Raxx · internal docs

internal · gated ↑ index

Postmark runbook

System: Postmark (email delivery for raxx.app) Owner: operator Last incident: 2026-05-13 (see docs/incidents/2026-05-13-postmark-bounce-alert-misfire.md) Last reviewed: 2026-05-13 UTC


Architecture

Postmark is the transactional email provider for raxx.app. Two parallel notification paths exist:

Path A — Postmark native notifications (currently active):

Email event (Bounce/SpamComplaint)
  -> Postmark internal notification engine
    -> Postmark dashboard: Server -> Settings -> Notifications -> Slack webhook
      -> TradeMasterAPI-Notify Slack channel

This path is active and has no minimum-denominator floor or dedup window.

Path B — Raptor in-process delivery monitor (currently dormant):

Postmark -> POST /webhooks/postmark/delivery (Raptor)
  -> postmark_delivery_events DB table
    -> _check_alert_thresholds() -> Slack DM (with 60-min suppression + min-denominator floor)

This path is dormant: FLAG_POSTMARK_DELIVERY_MONITOR=false, POSTMARK_SERVER_TOKEN is empty on raxx-api-prod. Blocked by CF Access on the webhook endpoint (issue #669).

Pre-launch posture: Path A produces per-event pings. Per feedback_pre_launch_digest_notifications.md, routine CI/cron Slack pings should be in a daily digest. Remove or reconfigure the Postmark Slack webhook when Path B (Raptor monitor) is enabled post-launch.


Vault and credentials

Secret Vault path Heroku config var
Server API token (transactional send) /MooseQuest/postmark/POSTMARK_SERVER_API_KEY POSTMARK_SERVER_TOKEN
Account API token (admin) /MooseQuest/postmark/POSTMARK_ACCOUNT_API_KEY not set on Heroku
Delivery webhook secret /MooseQuest/postmark/POSTMARK_DELIVERY_WEBHOOK_SECRET POSTMARK_DELIVERY_WEBHOOK_SECRET

Fetch the server token:

# From vault (if vault is accessible):
export POSTMARK_SERVER_TOKEN=$(python3 scripts/ops/postmark_bounce_check.py 2>/dev/null || echo "")

# Or directly from Heroku (currently empty — must set first):
heroku config --app raxx-api-prod | grep POSTMARK_SERVER_TOKEN

How to tell it's broken


How to diagnose (in order)

  1. Check Postmark dashboard — sign in at https://account.postmarkapp.com/ → select raxx.app server - Activity tab: filter by Bounced — any recent bounces? - Suppressions: any addresses stuck in the suppression list?

  2. Run diagnostic script: bash export POSTMARK_SERVER_TOKEN=<token-from-vault> python3 scripts/ops/postmark_bounce_check.py

  3. Check Raptor delivery monitor status (post-launch, when enabled): bash curl -H "CF-Access-Client-Id: $CF_ACCESS_CLIENT_ID" \ -H "CF-Access-Client-Secret: $CF_ACCESS_CLIENT_SECRET" \ "https://api.raxx.app/api/_internal/postmark/recent-deliveries"
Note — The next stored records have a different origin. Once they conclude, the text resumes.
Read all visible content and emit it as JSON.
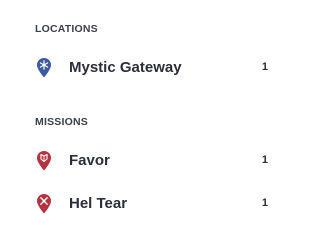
{
  "locations": {
    "header": "LOCATIONS",
    "items": [
      {
        "label": "Mystic Gateway",
        "count": "1",
        "icon": "snowflake-pin-icon",
        "color": "#3d5a9e"
      }
    ]
  },
  "missions": {
    "header": "MISSIONS",
    "items": [
      {
        "label": "Favor",
        "count": "1",
        "icon": "mission-pin-icon",
        "color": "#b5323f"
      },
      {
        "label": "Hel Tear",
        "count": "1",
        "icon": "mission-pin-icon",
        "color": "#b5323f"
      }
    ]
  }
}
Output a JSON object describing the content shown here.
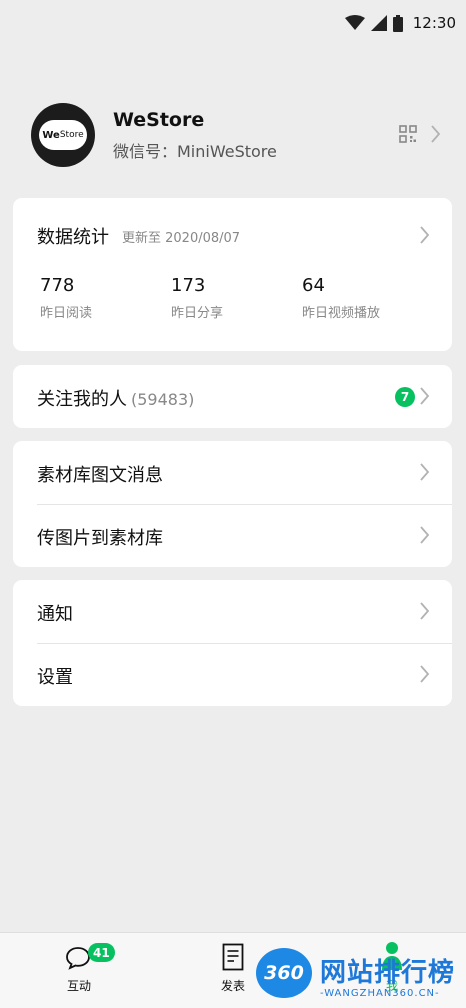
{
  "status_bar": {
    "time": "12:30",
    "icons": [
      "wifi-icon",
      "cellular-icon",
      "battery-icon"
    ]
  },
  "profile": {
    "avatar_logo": "We",
    "avatar_logo_suffix": "Store",
    "name": "WeStore",
    "id_label": "微信号：MiniWeStore",
    "icons": [
      "qr-code-icon",
      "chevron-right-icon"
    ]
  },
  "stats": {
    "title": "数据统计",
    "updated": "更新至 2020/08/07",
    "items": [
      {
        "value": "778",
        "label": "昨日阅读"
      },
      {
        "value": "173",
        "label": "昨日分享"
      },
      {
        "value": "64",
        "label": "昨日视频播放"
      }
    ]
  },
  "followers": {
    "label": "关注我的人",
    "count": "(59483)",
    "badge": "7"
  },
  "materials": {
    "items": [
      {
        "label": "素材库图文消息"
      },
      {
        "label": "传图片到素材库"
      }
    ]
  },
  "misc": {
    "items": [
      {
        "label": "通知"
      },
      {
        "label": "设置"
      }
    ]
  },
  "tab_bar": {
    "tabs": [
      {
        "label": "互动",
        "badge": "41",
        "icon": "chat-bubble-icon"
      },
      {
        "label": "发表",
        "icon": "document-icon"
      },
      {
        "label": "我",
        "icon": "person-icon"
      }
    ]
  },
  "watermark": {
    "logo": "360",
    "text": "网站排行榜",
    "url": "-WANGZHAN360.CN-"
  },
  "colors": {
    "accent": "#07c160",
    "background": "#ededed",
    "card": "#ffffff"
  }
}
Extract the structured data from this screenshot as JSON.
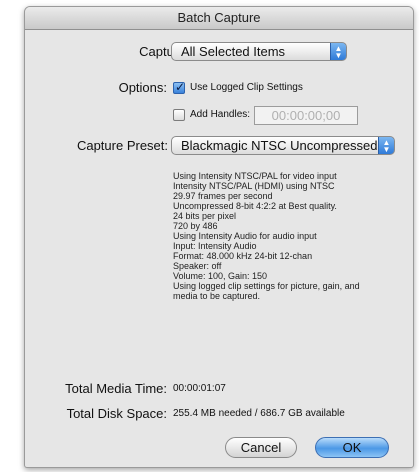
{
  "window": {
    "title": "Batch Capture"
  },
  "capture": {
    "label": "Capture:",
    "selected": "All Selected Items"
  },
  "options": {
    "label": "Options:",
    "use_logged_clip_settings": "Use Logged Clip Settings",
    "use_logged_clip_settings_checked": true,
    "add_handles": "Add Handles:",
    "add_handles_checked": false,
    "handles_value": "00:00:00;00"
  },
  "capture_preset": {
    "label": "Capture Preset:",
    "selected": "Blackmagic NTSC Uncompressed"
  },
  "description": {
    "lines": [
      "Using Intensity NTSC/PAL for video input",
      "Intensity NTSC/PAL (HDMI) using NTSC",
      "29.97 frames per second",
      "Uncompressed 8-bit 4:2:2 at Best quality.",
      "24 bits per pixel",
      "720 by 486",
      "Using Intensity Audio for audio input",
      "Input: Intensity Audio",
      "Format: 48.000 kHz 24-bit 12-chan",
      "Speaker: off",
      "Volume: 100, Gain: 150",
      "Using logged clip settings for picture, gain, and",
      "media to be captured."
    ]
  },
  "totals": {
    "media_time_label": "Total Media Time:",
    "media_time_value": "00:00:01:07",
    "disk_space_label": "Total Disk Space:",
    "disk_space_value": "255.4 MB needed / 686.7 GB available"
  },
  "buttons": {
    "cancel": "Cancel",
    "ok": "OK"
  },
  "icons": {
    "popup_arrows": "up-down-arrows-icon",
    "checkmark": "checkmark-icon"
  }
}
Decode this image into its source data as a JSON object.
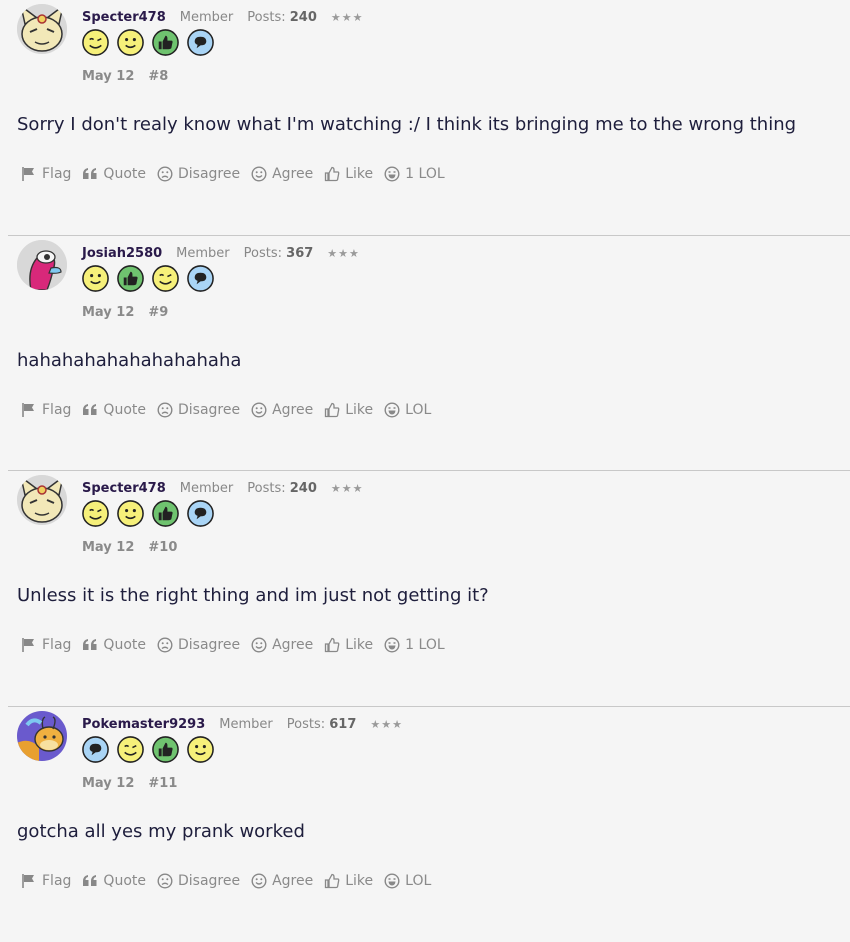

  4. Check alert path: the Postmark Slack webhook is configured in Postmark dashboard → Server → Settings → Notifications. If alerts are reaching Slack but the Raptor monitor shows nothing, Path A (Postmark native) is the source.

  5. Check DNS authentication: bash dig TXT _dmarc.raxx.app dig TXT pm._domainkey.raxx.app dig TXT google._domainkey.raxx.app # All should return records


Known failure modes

Failure mode A: Low-denominator alert misfire (pre-launch / low-volume)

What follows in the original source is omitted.